For the week of
26 Oct 2009
Threat
1
Trojan exploits Internet Explorer vulnerability to download malware
Threat Name:
Trojan: Troj/Psyme-KS
Users at Risk:
Windows users
Also Known As:
- Avira: HTML/ADODB.Exploit.Gen
- Trend Micro: VBS_PSYME.DMB
- Microsoft: TrojanDownloader:VBS/Adodb
- Symantec: Downloader
About:
Troj/Psyme-KS is a downloader script embedded in a hta file. Hta files are similar to html files except Internet Explorer sometimes uses different security settings when opening them.
This Trojan typically arrives in spam messages, typically about an unreleased Michael Jackson song or a September 11 conspiracy theory. These messages contain links to web pages infected with Troj/Psyme-KS. When opened, the Trojan attempts to download software from compromised websites.
Threat
2
Fake server upgrade messages disguise malware
Threat Name:
Virus: Mal/EncPk-KP
Users at Risk:
Windows users
Also Known As:
- Avira: TR/Vilsel.iop
- Kaspersky: Trojan.Win32.Vilsel.iop
- McAfee: FakeAlert-XPSecCenter
- Microsoft: TrojanDownloader:Win32/FakeRean
- Trend Micro: TROJ_FAKEREAN.CF
About:
The Trojan arrives as an attachment in fake e-card messages, with text as follows:
Good day.
To view your ecard, open zip attached file.
Mal/EncPk-KP is a set of common code obfuscation techniques used by cybercriminals to disguise their malware. In the case of Mal/EncPk-KP, the techniques conceal fake anti-virus malware.
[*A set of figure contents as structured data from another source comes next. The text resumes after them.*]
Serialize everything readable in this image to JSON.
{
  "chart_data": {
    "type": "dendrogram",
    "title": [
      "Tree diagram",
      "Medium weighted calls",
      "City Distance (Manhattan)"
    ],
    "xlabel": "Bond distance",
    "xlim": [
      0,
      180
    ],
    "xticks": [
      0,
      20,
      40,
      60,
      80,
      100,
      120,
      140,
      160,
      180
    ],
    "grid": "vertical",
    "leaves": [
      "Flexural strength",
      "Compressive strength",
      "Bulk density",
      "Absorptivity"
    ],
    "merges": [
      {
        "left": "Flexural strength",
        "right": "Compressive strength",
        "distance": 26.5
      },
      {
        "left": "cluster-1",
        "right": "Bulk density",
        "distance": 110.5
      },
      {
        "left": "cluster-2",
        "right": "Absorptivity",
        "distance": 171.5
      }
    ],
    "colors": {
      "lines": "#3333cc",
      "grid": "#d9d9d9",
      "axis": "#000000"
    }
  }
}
Once installed, this fake anti-virus software usually displays alert messages claiming the user's computer has been infected with various malware. The software will then prompt the user to purchase an activation license to have these malware removed. It is also not uncommon for this fake anti-virus software to use the harvested information from the purchase to commit identity fraud.
The malware typically arrives as an attachment to an email claiming to be from IT support. A typical email sample looks like this:
Subject: A new settings file for the ___ has just been released
Dear user of the ___ mailing service!
We are informing you that because of the security upgrade of the mailing service
Best regards, ___ Technical Support.
Threat
3
Malicious zip file poses as free Conficker scanner
Threat Name:
Malware: Mal/ZipMal-C
Users at Risk:
Windows users
Also Known As:
- Avira: TR/Vilsel.ioa
- Kaspersky: Packed.Win32.Krap.ah
- McAfee: Generic FakeAlert
- Microsoft: TrojanDownloader:Win32/FakeRean
- Trend Micro: TROJ_FAKEAV.BLV
- Symantec: Trojan.Fakeavalert
About:
Mal/ZipMal-C is a malicious zip file usually sent by spam containing several different families of malware. The spam campaigns use social engineering methods to trick the user into extracting the zip file. In one such campaign, the emails pretend to contain a free Microsoft scanner to find Conficker infections.
The file attached to these fraudulent emails is usually named "install.zip." Content of the zip file itself varies according to the criminals that sent it, but the files often include Mal/EncPk-KP or members of the Zbot (also known as Zeus) family of malware.